This course has been updated! We now recommend you take the Website Accessibility, v2 course.
Transcript from the "Color" Lesson
[00:00:00]
>> Jon Kuperman: Color is a tricky one. So getting back to our checklist, one big one is page content can't flash more than three times per second, unless it's a very small area that's flashing. So this is like it can invoke seizures, it can also just be incredibly hard to read for people.
[00:00:16] And so that one is at both at the bottom and the top level. A and triple A. A just allows you, if you have sufficiently small areas, it allows them to be A-compliant. If you wanna be triple A compliant, you can't have anything flash that often. There's this really great Chrome plug-in called NoCoffee.
[00:00:33] I think it's worth spending a minute on. It's this really cool project, where it simulates a lot of different visual conditions. And you can view your website with these visual conditions and get some really good insight into. I think as you get started in accessibility, you're often thinking, or I often was thinking about, okay sites need to work really well for visual and blind users.
[00:00:54] But there's a whole huge spectrum there. And it's really true, because most people don't fall into the blind category. But most people don't fall into that visual category either, right. Most people have some sort of visual impairment. Even if it's really small and you just maybe need glasses, or things are blurry far away.
[00:01:12] All the way to no vision. So this helps you simulate a lot of different things. So we can go ahead and grab this NoCoffee for Chrome. I might already have it installed. No, I don't. Okay, cool.
>> Jon Kuperman: Download interrupted. Give me my thing.
>> Jon Kuperman: Okay, cool. So this allows you to go to a site, we can go to our site here.
[00:01:41] And you click on this NoCoffee logo, and you can see a lot of different things. So you can fully customize it, which is great. You can also simulate some of my blocked visual fields, so people that have a blocked, let me see here.
>> Jon Kuperman: What's going on?
>> Jon Kuperman: I wonder, I think it might be just that it's over file protocol that it's not working.
[00:02:06] Let me try a different website.
>> Jon Kuperman: There we go, yeah. I think it's Chrome extensions can't hit over file. Okay, so you can go to my Twitter site or whatever and you can see. So we can start with Normal and then we can go onto things like a blocked central visual field, so people just kinda have problems focusing on the thing right in the middle.
[00:02:30] And you can go all the way to, yeah different peripheral ones where it's kinda hard to see things on the outside focusing in. Then you can do a whole lot of different things with color stuff too, so you can see all these different color deficiencies. Some affect certain sites and some don't.

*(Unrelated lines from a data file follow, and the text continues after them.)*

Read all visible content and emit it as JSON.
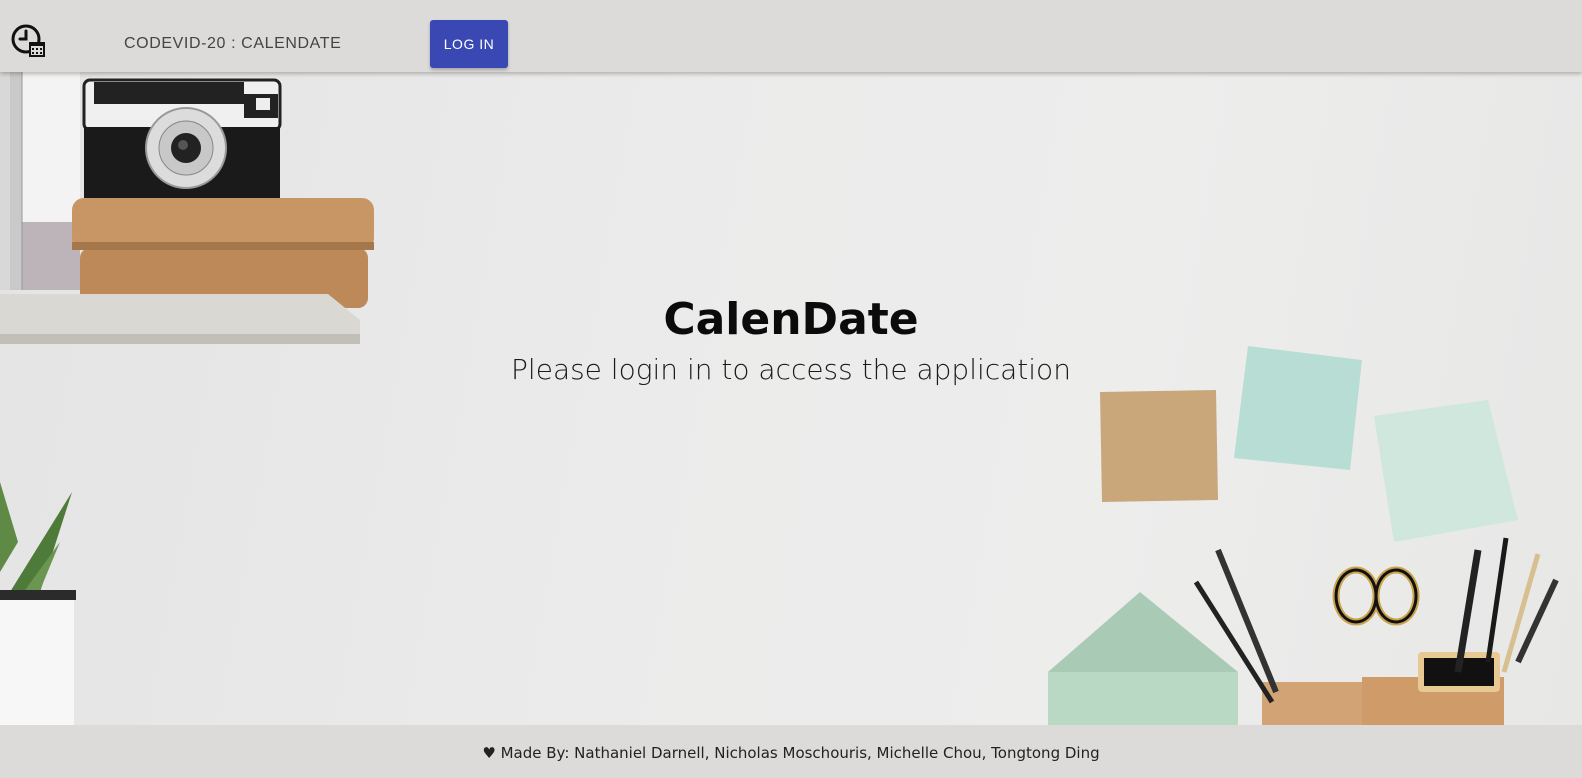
{
  "header": {
    "title": "CODEVID-20 : CALENDATE",
    "login_label": "LOG IN",
    "logo_icon": "clock-calendar-icon"
  },
  "hero": {
    "title": "CalenDate",
    "subtitle": "Please login in to access the application"
  },
  "footer": {
    "text": "♥ Made By: Nathaniel Darnell, Nicholas Moschouris, Michelle Chou, Tongtong Ding"
  },
  "colors": {
    "header_bg": "#dcdbda",
    "button_bg": "#3948b3",
    "button_text": "#ffffff"
  }
}
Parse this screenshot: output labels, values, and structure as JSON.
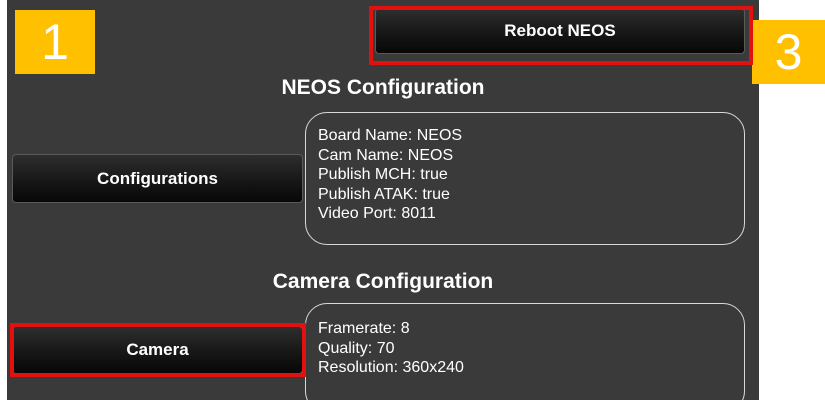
{
  "header": {
    "reboot_label": "Reboot NEOS"
  },
  "neos_section": {
    "title": "NEOS Configuration",
    "button_label": "Configurations",
    "info": [
      "Board Name: NEOS",
      "Cam Name: NEOS",
      "Publish MCH: true",
      "Publish ATAK: true",
      "Video Port: 8011"
    ]
  },
  "camera_section": {
    "title": "Camera Configuration",
    "button_label": "Camera",
    "info": [
      "Framerate: 8",
      "Quality: 70",
      "Resolution: 360x240"
    ]
  },
  "annotations": {
    "badge_left": "1",
    "badge_right": "3",
    "highlight_color": "#e31010",
    "badge_color": "#ffc000"
  }
}
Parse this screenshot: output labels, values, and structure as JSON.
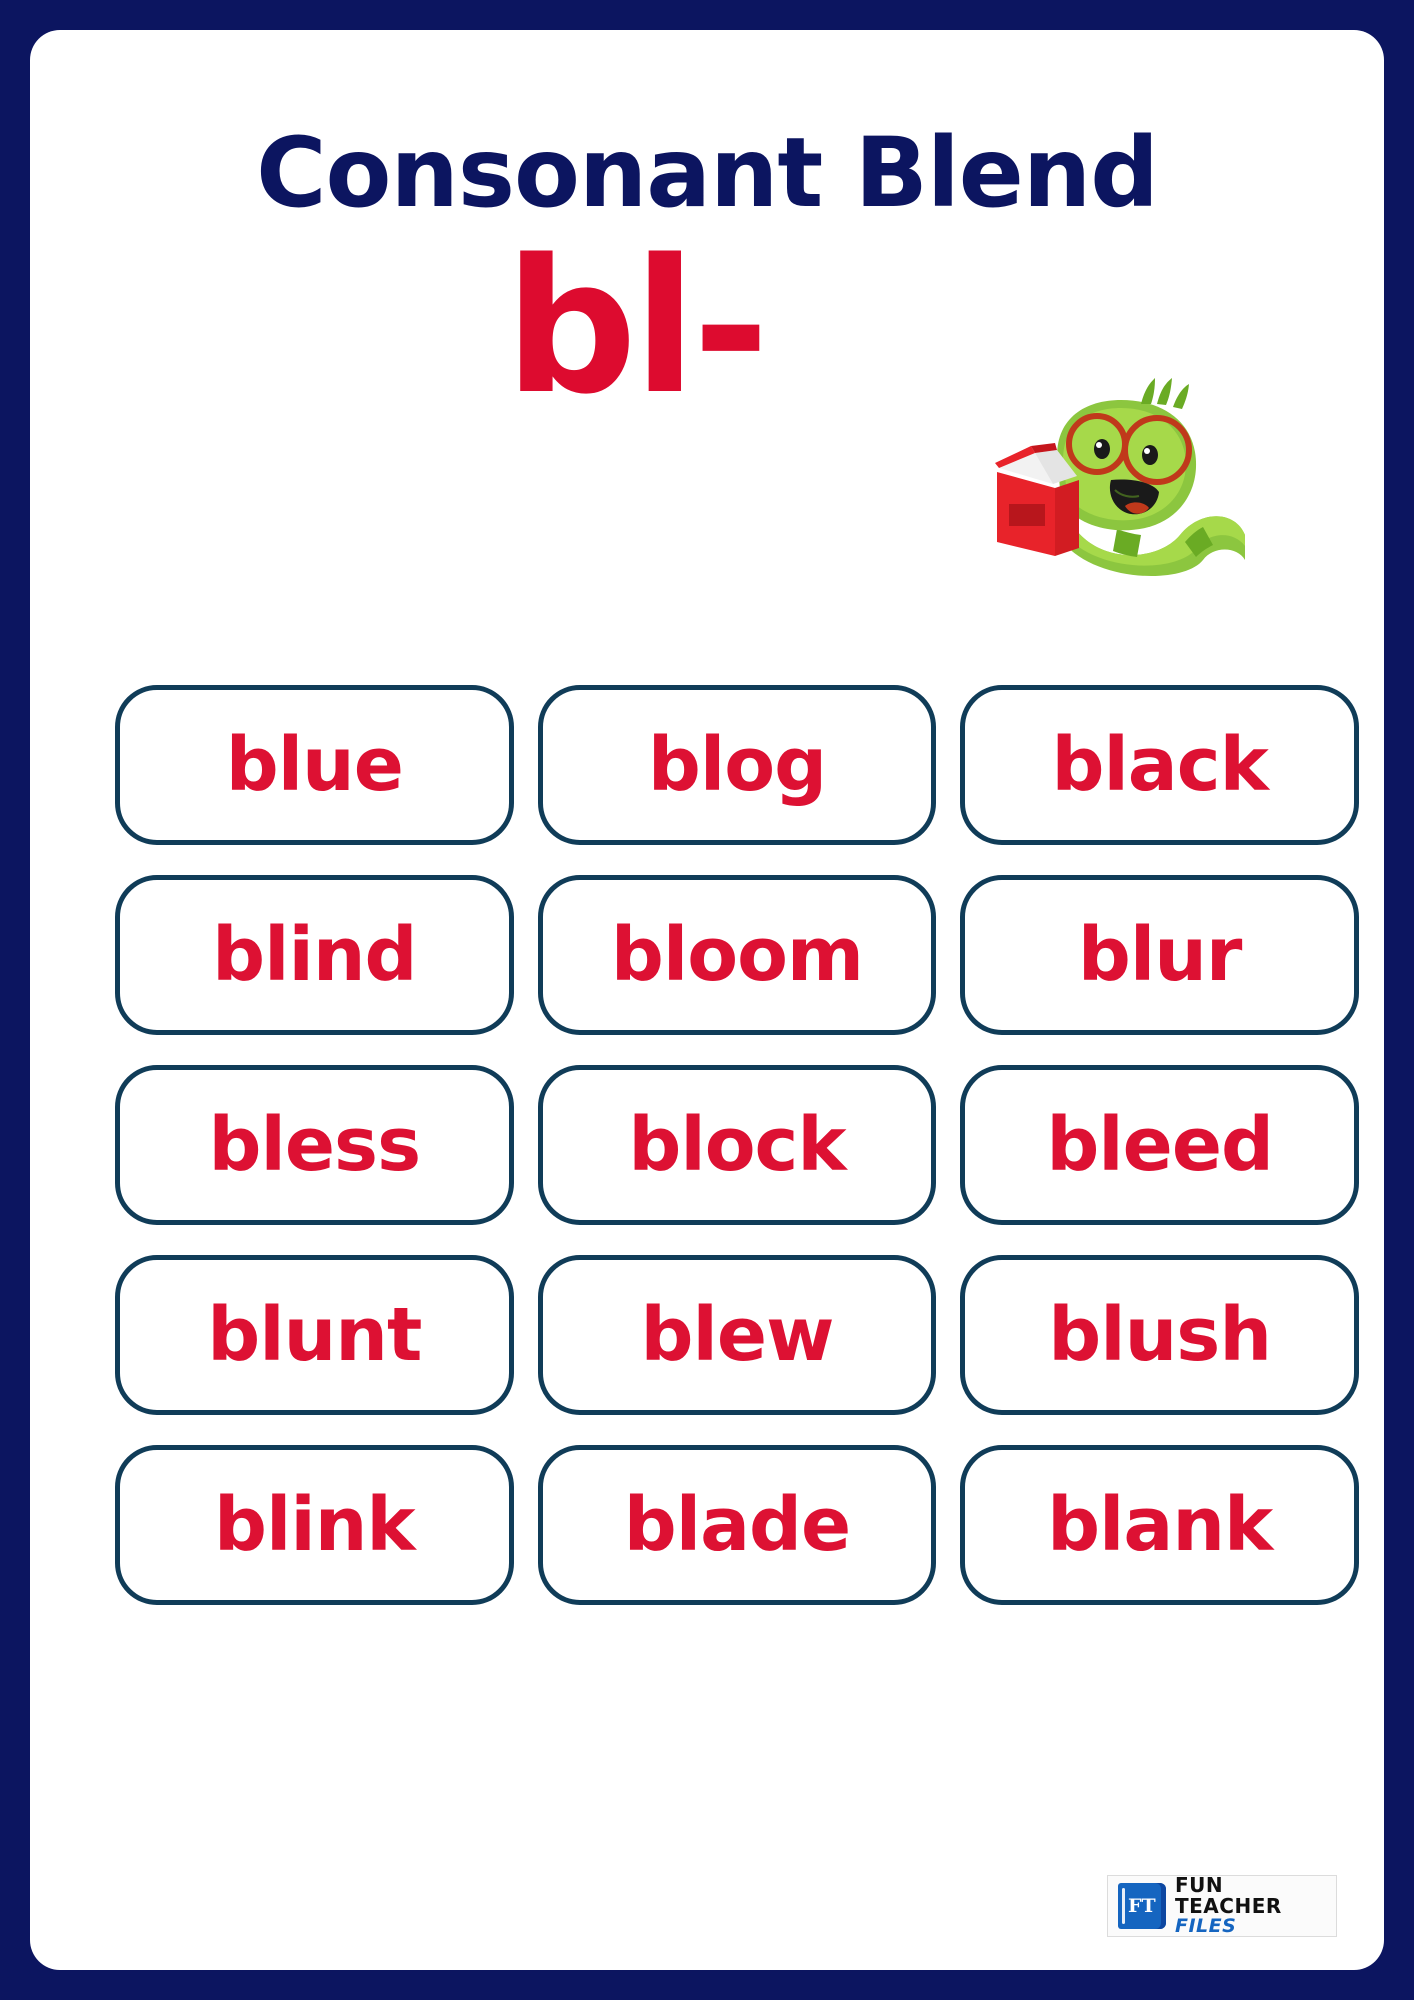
{
  "page": {
    "border_color": "#0c1560",
    "panel_color": "#ffffff"
  },
  "header": {
    "title": "Consonant Blend",
    "blend": "bl-",
    "title_color": "#0c1560",
    "blend_color": "#dd0b2f"
  },
  "illustration": {
    "name": "bookworm-reading-icon",
    "body_color": "#8cc63f",
    "body_light_color": "#a6d94a",
    "body_dark_color": "#6aab24",
    "glasses_color": "#c0391b",
    "book_color": "#e8232a",
    "book_dark_color": "#b8161c"
  },
  "cards": {
    "border_color": "#103c58",
    "word_color": "#dd1133",
    "rows": [
      [
        "blue",
        "blog",
        "black"
      ],
      [
        "blind",
        "bloom",
        "blur"
      ],
      [
        "bless",
        "block",
        "bleed"
      ],
      [
        "blunt",
        "blew",
        "blush"
      ],
      [
        "blink",
        "blade",
        "blank"
      ]
    ]
  },
  "footer": {
    "logo": {
      "mark": "FT",
      "line1": "FUN TEACHER",
      "line2": "FILES",
      "mark_bg": "#1565c0",
      "line1_color": "#111111",
      "line2_color": "#1565c0"
    }
  }
}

[00:02:46] Somewhere pretty minimum. Anyway so you can do a lot of really cool stuff on here. This isn't necessarily me, I'm not saying hey you should go through each one of these things or whatever, but I think it really can help with that empathy level of understanding what different users have.
[00:03:06] It goes a little slow when you add a bunch of them. But understanding how different users might see your site, and just the things that you can do to be, okay don't put pertinent data on the very far outskirts, or make sure that your text is big enough and well-spaced enough that people can get those visual indicators.
[00:03:23] And it kind of goes back to what I was talking about before, where it's like people I've talked to a lot of low-vision users that they don't want a plain, no style accessible version of a website. They just want a little bit of consideration. And another really interesting anecdote from a user who's got low vision, she has to zoom in very far to see sites and it's just something to kinda consider.
[00:03:47] So she was on Khan Academy doing a lot of their lessons, like learning JavaScript, something like that. And she's on an area where you write in the code editor. And she's writing in the code editor and nothing is happening, it's not passing her to the next level and she's trying to figure out what's going on.
[00:04:02] Eventually she zooms out and she sees that on the far right of the screen is where it tells you if you have compilation errors. So she zoomed in on the far left so she can see it and any warnings that are on the site. Again it's not a silver bullet solution in the sense of, you don't have to keep everything stacked on top of each other, but just stuff to be considerate of.
[00:04:22] That if you offer something like a zoom in function maybe, you should put it more of a straight aligned up and down visual site from there on. So I just think those are interesting. I love the NoCoffee simulator, I think it's really great. And I use it a lot for just getting a better idea of how sites look.